We all have quirky behaviours when it comes to managing money. One trick we fall victim to is called mental accounting. We separate our money into different types of mental accounts, with different rules, depending upon how we get it, how we spend it, and how it makes us feel.
An easy example is when you have a fund set aside for something like a vacation or house down payment while at the same time carrying high-interest credit-card debt. Or how you decide to spend a $1,200 tax refund versus what you’d do with $100 per month if you had the right amount of tax coming off your paycheque in the first place.
I’m guilty of mental accounting every month when I budget $1,000 for groceries, $200 for dining out, $125 for clothing, and $75 for alcohol. I manipulate those mental accounts all the time, like when I overspend in one category and just take it out of another (shifting a meal from ‘dining’ to ‘entertainment’ for example).
The Mental Accounting challenge
Why do we assign money to these mental categories? One answer is to control how we think about it. If we were perfectly rational and could figure out the opportunity costs and complex trade-offs of every single financial transaction then it wouldn’t matter how we label our money: it would just come from a big pool called ‘our money.’ It’s just money, after all; totally fungible and interchangeable.
But because we’re human with cognitive limitations and emotions we need help with our money decisions. That’s where mental accounting comes in and acts as a useful shortcut for what decisions to make.
Another interesting way we classify our financial decisions has to do with the length of time between when we bought an item and when we consumed it.
Nobel Prize winner Richard Thaler studied wine purchases and consumption and found that advance purchases of wine are often thought of as investments. Months or years later, when the bottle is opened and consumed, the consumption feels free, as if no money was spent on wine that evening.

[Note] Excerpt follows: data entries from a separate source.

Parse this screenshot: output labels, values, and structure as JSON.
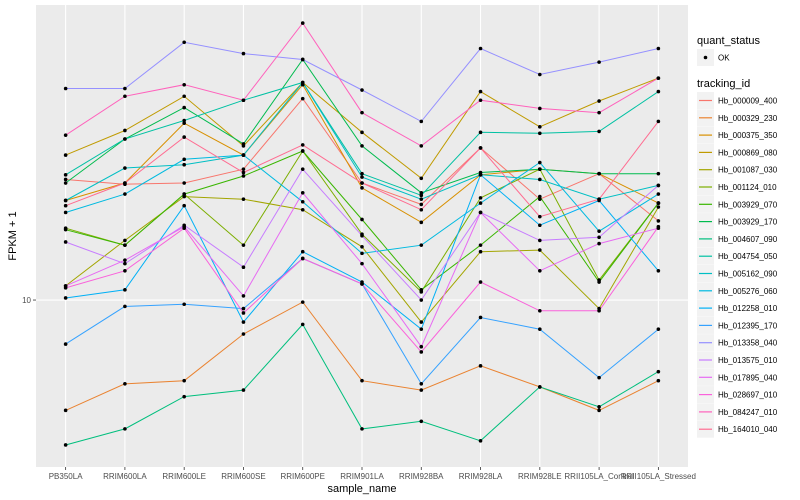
{
  "chart_data": {
    "type": "line",
    "title": "",
    "xlabel": "sample_name",
    "ylabel": "FPKM + 1",
    "y_scale": "log10",
    "ylim": [
      4.5,
      41
    ],
    "y_ticks": [
      {
        "value": 10,
        "label": "10"
      }
    ],
    "grid": true,
    "categories": [
      "PB350LA",
      "RRIM600LA",
      "RRIM600LE",
      "RRIM600SE",
      "RRIM600PE",
      "RRIM901LA",
      "RRIM928BA",
      "RRIM928LA",
      "RRIM928LE",
      "RRII105LA_Control",
      "RRII105LA_Stressed"
    ],
    "legend_position": "right",
    "legend_shape": {
      "title": "quant_status",
      "entries": [
        {
          "label": "OK",
          "marker": "point"
        }
      ]
    },
    "legend_color": {
      "title": "tracking_id"
    },
    "series": [
      {
        "name": "Hb_000009_400",
        "color": "#F8766D",
        "values": [
          17.8,
          17.4,
          17.5,
          18.7,
          26.2,
          17.5,
          15.8,
          20.7,
          16.2,
          18.3,
          14.6
        ]
      },
      {
        "name": "Hb_000329_230",
        "color": "#EA8331",
        "values": [
          5.9,
          6.7,
          6.8,
          8.5,
          9.9,
          6.8,
          6.5,
          7.3,
          6.6,
          5.9,
          6.8
        ]
      },
      {
        "name": "Hb_000375_350",
        "color": "#D89000",
        "values": [
          16.1,
          17.5,
          23.3,
          20.0,
          28.0,
          17.1,
          14.5,
          18.2,
          18.7,
          18.3,
          15.9
        ]
      },
      {
        "name": "Hb_000869_080",
        "color": "#C09B00",
        "values": [
          20.0,
          22.5,
          26.5,
          20.9,
          28.3,
          22.3,
          17.9,
          27.1,
          22.9,
          25.9,
          28.9
        ]
      },
      {
        "name": "Hb_001087_030",
        "color": "#A3A500",
        "values": [
          10.7,
          13.3,
          16.4,
          16.2,
          15.4,
          12.9,
          9.0,
          12.6,
          12.7,
          9.6,
          15.6
        ]
      },
      {
        "name": "Hb_001124_010",
        "color": "#7CAE00",
        "values": [
          14.1,
          13.0,
          16.6,
          13.0,
          20.4,
          13.7,
          10.4,
          16.3,
          18.7,
          11.0,
          15.9
        ]
      },
      {
        "name": "Hb_003929_070",
        "color": "#39B600",
        "values": [
          14.0,
          13.0,
          16.6,
          18.1,
          20.4,
          14.7,
          10.5,
          13.0,
          16.4,
          10.9,
          15.9
        ]
      },
      {
        "name": "Hb_003929_170",
        "color": "#00BB4E",
        "values": [
          17.5,
          21.6,
          25.1,
          21.1,
          31.6,
          20.9,
          16.7,
          18.4,
          18.7,
          18.3,
          18.3
        ]
      },
      {
        "name": "Hb_004607_090",
        "color": "#00BF7D",
        "values": [
          5.0,
          5.4,
          6.3,
          6.5,
          8.9,
          5.4,
          5.6,
          5.1,
          6.6,
          6.0,
          7.1
        ]
      },
      {
        "name": "Hb_004754_050",
        "color": "#00C1A3",
        "values": [
          18.2,
          21.6,
          23.6,
          26.0,
          28.3,
          18.3,
          16.5,
          22.3,
          22.2,
          22.4,
          27.1
        ]
      },
      {
        "name": "Hb_005162_090",
        "color": "#00BFC4",
        "values": [
          16.1,
          18.8,
          19.1,
          20.0,
          28.3,
          18.0,
          16.2,
          18.2,
          17.8,
          16.2,
          17.3
        ]
      },
      {
        "name": "Hb_005276_060",
        "color": "#00BAE0",
        "values": [
          15.2,
          16.6,
          19.6,
          20.0,
          16.0,
          12.5,
          13.0,
          15.9,
          19.3,
          13.9,
          16.6
        ]
      },
      {
        "name": "Hb_012258_010",
        "color": "#00B0F6",
        "values": [
          10.1,
          10.5,
          15.7,
          9.0,
          12.6,
          10.9,
          8.7,
          18.2,
          14.3,
          16.1,
          11.5
        ]
      },
      {
        "name": "Hb_012395_170",
        "color": "#35A2FF",
        "values": [
          8.1,
          9.7,
          9.8,
          9.6,
          12.2,
          10.8,
          6.7,
          9.2,
          8.7,
          6.9,
          8.7
        ]
      },
      {
        "name": "Hb_013358_040",
        "color": "#9590FF",
        "values": [
          27.5,
          27.5,
          34.3,
          32.5,
          31.6,
          27.3,
          23.5,
          33.3,
          29.4,
          31.2,
          33.3
        ]
      },
      {
        "name": "Hb_013575_010",
        "color": "#C77CFF",
        "values": [
          13.2,
          11.9,
          14.3,
          11.7,
          18.7,
          13.6,
          10.0,
          15.2,
          13.3,
          13.5,
          17.3
        ]
      },
      {
        "name": "Hb_017895_040",
        "color": "#E76BF3",
        "values": [
          10.7,
          12.1,
          14.2,
          10.2,
          16.7,
          11.9,
          8.0,
          15.2,
          11.5,
          13.1,
          14.1
        ]
      },
      {
        "name": "Hb_028697_010",
        "color": "#FA62DB",
        "values": [
          10.6,
          11.5,
          14.1,
          9.4,
          12.2,
          10.8,
          7.8,
          10.9,
          9.5,
          9.5,
          14.2
        ]
      },
      {
        "name": "Hb_084247_010",
        "color": "#FF62BC",
        "values": [
          22.0,
          26.5,
          28.0,
          26.0,
          37.6,
          24.5,
          20.9,
          26.0,
          25.0,
          24.5,
          28.9
        ]
      },
      {
        "name": "Hb_164010_040",
        "color": "#FF6C91",
        "values": [
          15.7,
          17.5,
          21.8,
          18.4,
          21.0,
          17.5,
          15.4,
          20.7,
          14.9,
          16.2,
          23.5
        ]
      }
    ]
  }
}
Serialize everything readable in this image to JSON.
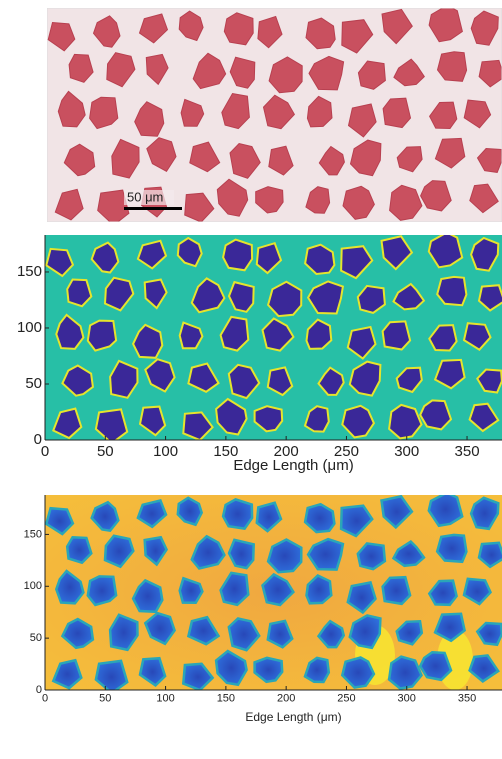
{
  "panels": [
    {
      "scale_bar": "50 μm"
    },
    {
      "xlim": [
        0,
        379
      ],
      "ylim": [
        0,
        183
      ],
      "xticks": [
        0,
        50,
        100,
        150,
        200,
        250,
        300,
        350
      ],
      "yticks": [
        0,
        50,
        100,
        150
      ],
      "xlabel": "Edge Length (μm)"
    },
    {
      "xlim": [
        0,
        379
      ],
      "ylim": [
        0,
        188
      ],
      "xticks": [
        0,
        50,
        100,
        150,
        200,
        250,
        300,
        350
      ],
      "yticks": [
        0,
        50,
        100,
        150
      ],
      "xlabel": "Edge Length (μm)"
    }
  ]
}
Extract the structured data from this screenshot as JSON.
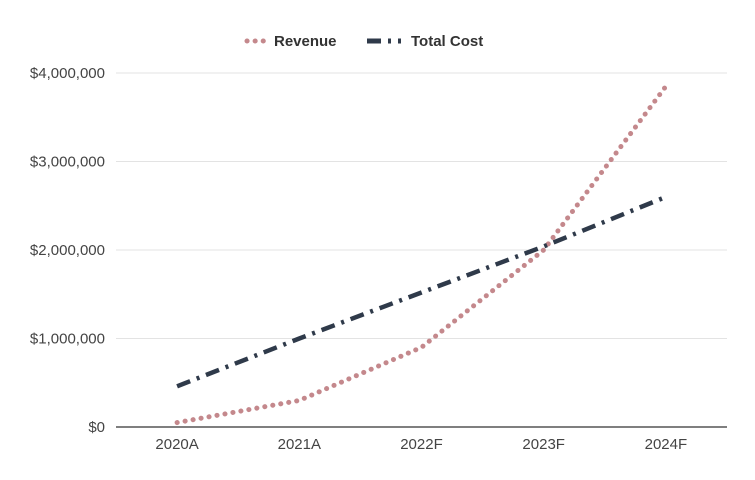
{
  "chart_data": {
    "type": "line",
    "title": "",
    "xlabel": "",
    "ylabel": "",
    "categories": [
      "2020A",
      "2021A",
      "2022F",
      "2023F",
      "2024F"
    ],
    "series": [
      {
        "name": "Revenue",
        "values": [
          50000,
          300000,
          900000,
          2000000,
          3850000
        ],
        "color": "#c4888c",
        "style": "dotted"
      },
      {
        "name": "Total Cost",
        "values": [
          460000,
          1000000,
          1520000,
          2040000,
          2600000
        ],
        "color": "#2f3a4a",
        "style": "dash-dot"
      }
    ],
    "ylim": [
      0,
      4000000
    ],
    "yticks": [
      0,
      1000000,
      2000000,
      3000000,
      4000000
    ],
    "ytick_labels": [
      "$0",
      "$1,000,000",
      "$2,000,000",
      "$3,000,000",
      "$4,000,000"
    ],
    "grid": true,
    "legend": "top-center"
  }
}
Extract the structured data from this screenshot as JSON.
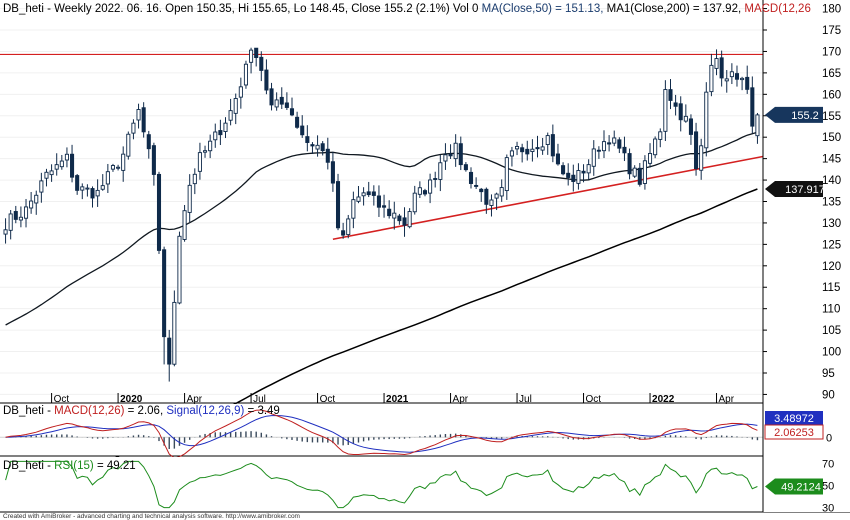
{
  "colors": {
    "candle": "#0f2a4a",
    "ma50": "#101820",
    "ma200": "#000000",
    "trendline": "#d42020",
    "resistance": "#d42020",
    "macd": "#2030c0",
    "signal": "#c02020",
    "histogram": "#3a4a5c",
    "rsi": "#1c8c1c",
    "price_badge": "#17365d",
    "ma_badge": "#111111"
  },
  "chart_data": [
    {
      "type": "candlestick",
      "title_segments": [
        {
          "text": "DB_heti - Weekly 2022. 06. 16. Open 150.35, Hi 155.65, Lo 148.45, Close 155.2 (2.1%) Vol 0 ",
          "color": "#000000"
        },
        {
          "text": "MA(Close,50) = 151.13, ",
          "color": "#1a3c6e"
        },
        {
          "text": "MA1(Close,200) = 137.92, ",
          "color": "#000000"
        },
        {
          "text": "MACD(12,26",
          "color": "#c02020"
        }
      ],
      "ylim": [
        88,
        182
      ],
      "y_ticks": [
        90,
        95,
        100,
        105,
        110,
        115,
        120,
        125,
        130,
        135,
        140,
        145,
        150,
        155,
        160,
        165,
        170,
        175,
        180
      ],
      "x_ticks": [
        {
          "label": "Oct",
          "week": 9,
          "bold": false
        },
        {
          "label": "2020",
          "week": 22,
          "bold": true
        },
        {
          "label": "Apr",
          "week": 35,
          "bold": false
        },
        {
          "label": "Jul",
          "week": 48,
          "bold": false
        },
        {
          "label": "Oct",
          "week": 61,
          "bold": false
        },
        {
          "label": "2021",
          "week": 74,
          "bold": true
        },
        {
          "label": "Apr",
          "week": 87,
          "bold": false
        },
        {
          "label": "Jul",
          "week": 100,
          "bold": false
        },
        {
          "label": "Oct",
          "week": 113,
          "bold": false
        },
        {
          "label": "2022",
          "week": 126,
          "bold": true
        },
        {
          "label": "Apr",
          "week": 139,
          "bold": false
        }
      ],
      "weeks": 148,
      "anchors": [
        [
          0,
          130
        ],
        [
          4,
          133
        ],
        [
          8,
          141
        ],
        [
          12,
          145
        ],
        [
          14,
          138
        ],
        [
          18,
          137
        ],
        [
          23,
          146
        ],
        [
          26,
          156
        ],
        [
          28,
          146
        ],
        [
          29,
          140
        ],
        [
          30,
          124
        ],
        [
          31,
          104
        ],
        [
          32,
          96
        ],
        [
          33,
          112
        ],
        [
          34,
          128
        ],
        [
          36,
          139
        ],
        [
          38,
          145
        ],
        [
          41,
          150
        ],
        [
          44,
          156
        ],
        [
          46,
          162
        ],
        [
          47,
          168
        ],
        [
          49,
          170
        ],
        [
          50,
          166
        ],
        [
          52,
          157
        ],
        [
          55,
          158
        ],
        [
          57,
          153
        ],
        [
          59,
          149
        ],
        [
          61,
          148
        ],
        [
          63,
          145
        ],
        [
          64,
          138
        ],
        [
          65,
          129
        ],
        [
          66,
          126
        ],
        [
          68,
          135
        ],
        [
          70,
          137
        ],
        [
          72,
          135
        ],
        [
          74,
          133
        ],
        [
          76,
          132
        ],
        [
          78,
          130
        ],
        [
          80,
          136
        ],
        [
          83,
          139
        ],
        [
          86,
          147
        ],
        [
          88,
          147
        ],
        [
          90,
          142
        ],
        [
          93,
          137
        ],
        [
          95,
          134
        ],
        [
          97,
          137
        ],
        [
          98,
          144
        ],
        [
          100,
          147
        ],
        [
          103,
          148
        ],
        [
          106,
          150
        ],
        [
          108,
          143
        ],
        [
          110,
          140
        ],
        [
          112,
          141
        ],
        [
          114,
          144
        ],
        [
          116,
          148
        ],
        [
          118,
          150
        ],
        [
          120,
          147
        ],
        [
          122,
          143
        ],
        [
          124,
          140
        ],
        [
          126,
          146
        ],
        [
          128,
          152
        ],
        [
          129,
          162
        ],
        [
          131,
          157
        ],
        [
          133,
          154
        ],
        [
          134,
          150
        ],
        [
          135,
          142
        ],
        [
          136,
          148
        ],
        [
          137,
          162
        ],
        [
          138,
          168
        ],
        [
          139,
          167
        ],
        [
          141,
          163
        ],
        [
          143,
          165
        ],
        [
          145,
          160
        ],
        [
          146,
          151
        ],
        [
          147,
          155.2
        ]
      ],
      "ma50_last": 151.13,
      "ma200_last": 137.92,
      "resistance_level": 169.3,
      "trendline": {
        "from": [
          64,
          126.2
        ],
        "to": [
          148,
          145.5
        ]
      },
      "price_badge": "155.2",
      "ma_badge": "137.917"
    },
    {
      "type": "line",
      "title_segments": [
        {
          "text": "DB_heti - ",
          "color": "#000000"
        },
        {
          "text": "MACD(12,26)",
          "color": "#c02020"
        },
        {
          "text": " = 2.06, ",
          "color": "#000000"
        },
        {
          "text": "Signal(12,26,9)",
          "color": "#2030c0"
        },
        {
          "text": " = 3.49",
          "color": "#000000"
        }
      ],
      "series": [
        {
          "name": "MACD(12,26)",
          "last": 2.06
        },
        {
          "name": "Signal(12,26,9)",
          "last": 3.49
        }
      ],
      "y_ticks": [
        0
      ],
      "badges": [
        "3.48972",
        "2.06253"
      ]
    },
    {
      "type": "line",
      "title_segments": [
        {
          "text": "DB_heti - ",
          "color": "#000000"
        },
        {
          "text": "RSI(15)",
          "color": "#1c8c1c"
        },
        {
          "text": " = 49.21",
          "color": "#000000"
        }
      ],
      "series": [
        {
          "name": "RSI(15)",
          "last": 49.21
        }
      ],
      "ylim": [
        26,
        76
      ],
      "y_ticks": [
        30,
        50,
        70
      ],
      "badges": [
        "49.2124"
      ]
    }
  ],
  "footer": "Created with AmiBroker - advanced charting and technical analysis software. http://www.amibroker.com"
}
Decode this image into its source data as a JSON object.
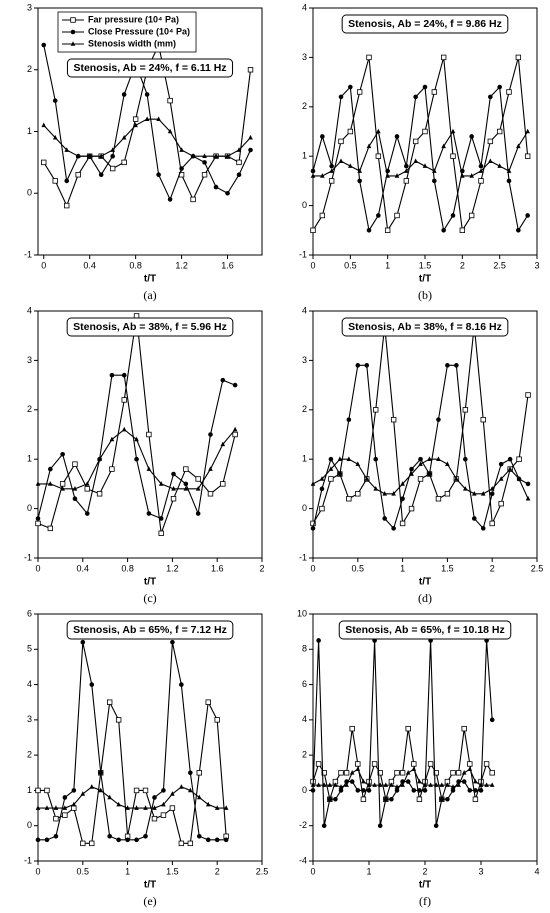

Think of a couple that prepays an all-inclusive holiday to the Dominican versus a couple who books their flight and hotel, but opts for a-la-carte dining and entertainment options. The all-inclusive couple probably paid more for their trip, but since it was prepaid and all of their drinks, food, snorkelling and surfing is included, they likely had a more enjoyable experience than the couple who saved money on flight and hotel, but then had to pay as they go for everything else: feeling the pain of every purchase in the moment.
In the personal finance world, one common way to try and save money is with a ‘no-spend’ challenge for a day, week, or month. The idea is pretty straightforward: try not to spend any money. What we’re really doing is playing a mental trick on ourselves.
It’s damn near impossible to go a day without spending if you think about your money as one big pool of interchangeable dollars. Let’s say your rent is $1,200 and it comes out on the 1st of the month. Does that mean you don’t spend any money on rent from the 2nd to the 30th? Or is it that rent actually costs $40 per day and you simply prepay it at the beginning of every month?
The same can be said for insurance, groceries, gas, electricity, the list goes on. It’s easy to game a no-spend challenge the day after your fridge was filled and your bills were paid.
Indeed, when we talk about a no-spend day what we really mean is we’re not going to violate or manipulate our spending rules today.
Final thoughts
Behavioural economist Dan Ariely says mental accounting is perfectly normal. We’re real people after all, with emotions and stress and annoyance and deadlines and a lot of other things to do.
If we have to think about the pros and cons of our decisions every time we want to buy a specific item such as coffee, gas, an app, or a sandwich, it’s going to be a huge pain in the butt. The creation of complex budget categories often gets people to stop budgeting altogether.
Instead, if you have a hard time controlling your spending, Ariely suggests you decide how much you want to spend on a broad category of ‘discretionary items’: things you can live without, like special brew coffee, fancy shoes, or a night of drinking.
Take that amount, on a weekly basis, and put it on a prepaid debit card. The opportunity cost of your decisions in this general category will be more apparent and more immediate. It still requires effort, but it’s not as annoying as separate accounts for coffee, beer, and Uber.
According to Ariely, this is one way we can use mental accounting in our favour while recognizing the complexity and pressures of our real lives.
In addition to running the Boomer & Echo website, Robb Engen is a fee-only financial planner. This article originally ran on his site in on May 3, 2019 and is republished here with his permission.